Fármacos inteligentes: un viaje alucinante al interior del cuerpo humano

Pedro SerenaPor Pedro Serena (CSIC)*

¿Alguien recuerda Viaje alucinante, dirigida en 1966 por Richard Fleischer? En esta película, un submarino y su tripulación son miniaturizados para navegar por el interior de una persona y destruir un coágulo formado en su cerebro. Pues bien, los nuevos sistemas de liberación inteligente o dirigida de fármacos son ya una realidad sin necesidad de tener que miniaturizar al personal médico.

Eso sí, a medida que pase el tiempo, estos sistemas se irán haciendo más complejos, sofisticados y versátiles y, quién sabe, puede que sean capaces de convertirse en auténticos nano-robots. Hoy por hoy esto es parte de la ciencia ficción, pero veamos qué fármacos inteligentes están ya disponibles gracias a la nanotecnología.
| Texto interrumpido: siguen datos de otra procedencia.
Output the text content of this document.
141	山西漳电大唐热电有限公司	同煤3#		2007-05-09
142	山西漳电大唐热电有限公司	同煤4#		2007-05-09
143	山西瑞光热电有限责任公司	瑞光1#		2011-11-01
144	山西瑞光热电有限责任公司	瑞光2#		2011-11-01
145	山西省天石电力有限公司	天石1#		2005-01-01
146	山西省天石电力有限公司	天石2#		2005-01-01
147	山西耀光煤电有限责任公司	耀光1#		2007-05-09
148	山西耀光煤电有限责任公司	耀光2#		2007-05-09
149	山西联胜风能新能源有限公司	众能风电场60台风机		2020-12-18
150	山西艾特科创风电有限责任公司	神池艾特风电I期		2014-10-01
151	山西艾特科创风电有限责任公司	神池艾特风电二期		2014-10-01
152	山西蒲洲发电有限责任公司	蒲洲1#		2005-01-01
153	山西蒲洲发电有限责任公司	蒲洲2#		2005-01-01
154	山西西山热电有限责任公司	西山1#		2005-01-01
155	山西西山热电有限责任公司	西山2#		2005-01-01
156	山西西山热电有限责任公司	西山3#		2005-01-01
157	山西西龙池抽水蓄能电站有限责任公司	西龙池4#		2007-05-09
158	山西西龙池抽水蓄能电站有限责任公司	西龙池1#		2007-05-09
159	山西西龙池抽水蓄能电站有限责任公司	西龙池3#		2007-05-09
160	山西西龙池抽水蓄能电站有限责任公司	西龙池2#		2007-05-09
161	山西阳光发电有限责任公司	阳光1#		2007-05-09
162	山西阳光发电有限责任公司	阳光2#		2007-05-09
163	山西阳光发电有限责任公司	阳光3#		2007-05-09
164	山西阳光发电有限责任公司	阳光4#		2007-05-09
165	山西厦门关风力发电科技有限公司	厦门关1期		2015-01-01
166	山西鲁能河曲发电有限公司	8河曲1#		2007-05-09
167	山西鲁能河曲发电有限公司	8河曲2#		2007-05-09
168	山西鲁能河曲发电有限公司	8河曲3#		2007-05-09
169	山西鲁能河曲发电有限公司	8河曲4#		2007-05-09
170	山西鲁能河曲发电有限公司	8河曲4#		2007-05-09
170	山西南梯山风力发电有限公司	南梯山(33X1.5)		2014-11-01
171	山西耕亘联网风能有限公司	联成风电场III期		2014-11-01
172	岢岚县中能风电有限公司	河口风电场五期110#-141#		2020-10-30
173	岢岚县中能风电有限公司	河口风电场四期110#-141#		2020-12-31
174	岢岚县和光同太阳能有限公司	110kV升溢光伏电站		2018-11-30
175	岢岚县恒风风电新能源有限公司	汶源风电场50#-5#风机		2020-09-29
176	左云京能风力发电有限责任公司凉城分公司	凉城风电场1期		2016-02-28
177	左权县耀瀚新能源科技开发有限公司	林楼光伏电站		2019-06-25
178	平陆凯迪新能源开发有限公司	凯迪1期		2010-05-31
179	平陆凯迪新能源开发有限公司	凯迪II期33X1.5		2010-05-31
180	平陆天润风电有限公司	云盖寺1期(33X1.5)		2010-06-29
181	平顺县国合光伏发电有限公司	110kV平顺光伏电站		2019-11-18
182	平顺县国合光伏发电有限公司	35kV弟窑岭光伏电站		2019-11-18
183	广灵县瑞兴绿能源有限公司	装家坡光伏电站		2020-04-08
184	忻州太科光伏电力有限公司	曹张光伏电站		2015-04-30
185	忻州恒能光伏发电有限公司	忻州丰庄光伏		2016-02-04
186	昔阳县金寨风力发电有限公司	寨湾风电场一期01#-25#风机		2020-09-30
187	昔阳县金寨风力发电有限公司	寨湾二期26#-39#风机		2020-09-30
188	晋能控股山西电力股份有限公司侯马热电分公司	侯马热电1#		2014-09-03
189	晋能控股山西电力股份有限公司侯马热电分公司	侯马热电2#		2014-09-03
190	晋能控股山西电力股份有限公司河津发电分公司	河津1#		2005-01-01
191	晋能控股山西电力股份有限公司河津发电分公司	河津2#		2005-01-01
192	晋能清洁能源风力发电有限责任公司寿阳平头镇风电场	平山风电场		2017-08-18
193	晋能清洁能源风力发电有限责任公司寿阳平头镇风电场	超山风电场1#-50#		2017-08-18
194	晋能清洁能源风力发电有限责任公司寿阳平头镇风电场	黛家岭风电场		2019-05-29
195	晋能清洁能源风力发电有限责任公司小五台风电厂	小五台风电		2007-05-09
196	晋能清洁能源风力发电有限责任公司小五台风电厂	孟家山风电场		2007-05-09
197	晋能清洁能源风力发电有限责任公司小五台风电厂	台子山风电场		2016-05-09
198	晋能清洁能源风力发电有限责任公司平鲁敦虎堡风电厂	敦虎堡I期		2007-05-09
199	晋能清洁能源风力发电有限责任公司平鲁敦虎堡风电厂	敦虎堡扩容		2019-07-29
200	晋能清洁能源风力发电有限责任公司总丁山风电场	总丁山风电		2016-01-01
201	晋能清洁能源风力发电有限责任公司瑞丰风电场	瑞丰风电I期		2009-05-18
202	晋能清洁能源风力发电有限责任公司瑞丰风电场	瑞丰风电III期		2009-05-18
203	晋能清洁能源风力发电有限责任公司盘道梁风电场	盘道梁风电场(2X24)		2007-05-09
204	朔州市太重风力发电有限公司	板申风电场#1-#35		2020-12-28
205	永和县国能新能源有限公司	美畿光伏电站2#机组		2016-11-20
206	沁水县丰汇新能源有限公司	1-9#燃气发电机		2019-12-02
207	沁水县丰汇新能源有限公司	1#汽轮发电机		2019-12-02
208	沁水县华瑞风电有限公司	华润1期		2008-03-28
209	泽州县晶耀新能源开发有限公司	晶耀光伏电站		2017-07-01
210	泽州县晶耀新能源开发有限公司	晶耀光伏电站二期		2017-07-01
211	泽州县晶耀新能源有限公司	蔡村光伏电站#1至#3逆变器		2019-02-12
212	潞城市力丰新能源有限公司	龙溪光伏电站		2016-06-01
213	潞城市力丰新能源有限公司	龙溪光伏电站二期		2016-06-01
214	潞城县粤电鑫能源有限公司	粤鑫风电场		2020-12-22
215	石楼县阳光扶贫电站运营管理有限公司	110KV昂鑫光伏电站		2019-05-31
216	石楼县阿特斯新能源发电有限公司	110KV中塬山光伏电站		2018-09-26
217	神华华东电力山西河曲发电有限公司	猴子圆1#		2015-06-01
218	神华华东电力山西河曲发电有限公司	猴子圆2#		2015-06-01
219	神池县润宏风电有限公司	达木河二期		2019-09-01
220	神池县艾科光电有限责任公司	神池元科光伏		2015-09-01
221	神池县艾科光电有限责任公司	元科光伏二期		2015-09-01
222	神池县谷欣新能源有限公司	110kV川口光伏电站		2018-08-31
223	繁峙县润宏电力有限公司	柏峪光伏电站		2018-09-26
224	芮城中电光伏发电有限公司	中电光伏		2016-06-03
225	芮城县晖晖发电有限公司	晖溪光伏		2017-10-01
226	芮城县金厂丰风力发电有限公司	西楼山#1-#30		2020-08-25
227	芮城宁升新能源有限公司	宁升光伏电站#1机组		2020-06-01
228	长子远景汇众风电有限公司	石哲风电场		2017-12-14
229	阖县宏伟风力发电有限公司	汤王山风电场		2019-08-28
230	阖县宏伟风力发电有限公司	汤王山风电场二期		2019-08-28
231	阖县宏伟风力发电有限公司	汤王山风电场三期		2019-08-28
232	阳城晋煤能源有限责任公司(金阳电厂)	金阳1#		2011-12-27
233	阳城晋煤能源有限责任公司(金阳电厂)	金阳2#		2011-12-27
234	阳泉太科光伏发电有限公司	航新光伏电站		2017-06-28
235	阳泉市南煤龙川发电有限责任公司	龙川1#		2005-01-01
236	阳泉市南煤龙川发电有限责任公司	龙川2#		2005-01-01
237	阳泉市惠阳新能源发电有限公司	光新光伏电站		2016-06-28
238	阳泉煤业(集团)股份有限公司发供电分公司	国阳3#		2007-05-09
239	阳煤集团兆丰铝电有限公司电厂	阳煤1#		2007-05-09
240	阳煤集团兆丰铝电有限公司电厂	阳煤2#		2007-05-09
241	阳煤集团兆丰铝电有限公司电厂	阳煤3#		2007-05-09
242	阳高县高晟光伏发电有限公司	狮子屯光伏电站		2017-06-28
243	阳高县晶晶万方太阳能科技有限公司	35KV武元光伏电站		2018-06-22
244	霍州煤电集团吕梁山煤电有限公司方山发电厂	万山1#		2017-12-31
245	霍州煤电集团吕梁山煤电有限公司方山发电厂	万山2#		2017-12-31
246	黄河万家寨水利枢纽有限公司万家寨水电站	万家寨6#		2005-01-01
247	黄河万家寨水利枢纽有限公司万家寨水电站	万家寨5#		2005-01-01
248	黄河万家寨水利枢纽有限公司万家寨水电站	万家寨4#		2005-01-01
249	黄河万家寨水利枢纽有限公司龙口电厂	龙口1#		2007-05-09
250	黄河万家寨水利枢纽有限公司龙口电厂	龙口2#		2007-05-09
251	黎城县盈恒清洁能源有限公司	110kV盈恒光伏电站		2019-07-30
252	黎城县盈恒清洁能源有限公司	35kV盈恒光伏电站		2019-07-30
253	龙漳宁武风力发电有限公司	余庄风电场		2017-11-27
Esta disciplina, al trabajar en una escala sumamente pequeña (un nanómetro equivale a una mil millonésima parte de un metro), permite la manipulación de los materiales a nivel molecular, cambiando sus propiedades de forma asombrosa.

Nanotubos

Los nanotubos de carbono se usan como vehículos en los fármacos inteligentes. / EMSL

En el ámbito médico, la nanotecnología ha posibilitado la denominada liberación controlada de fármacos, mediante la cual el principio activo que se desea hacer llegar a una región del organismo se une a un dispositivo de tamaño nanométrico que lo dirige al lugar adecuado. Así aumenta su eficacia y se evitan los efectos secundarios en otras partes del cuerpo. Sin embargo, este ‘nanovehículo’ debe cumplir varios requisitos, como ser resistente en los medios biológicos, tener una vida media relativamente elevada y, evidentemente, no ser tóxico.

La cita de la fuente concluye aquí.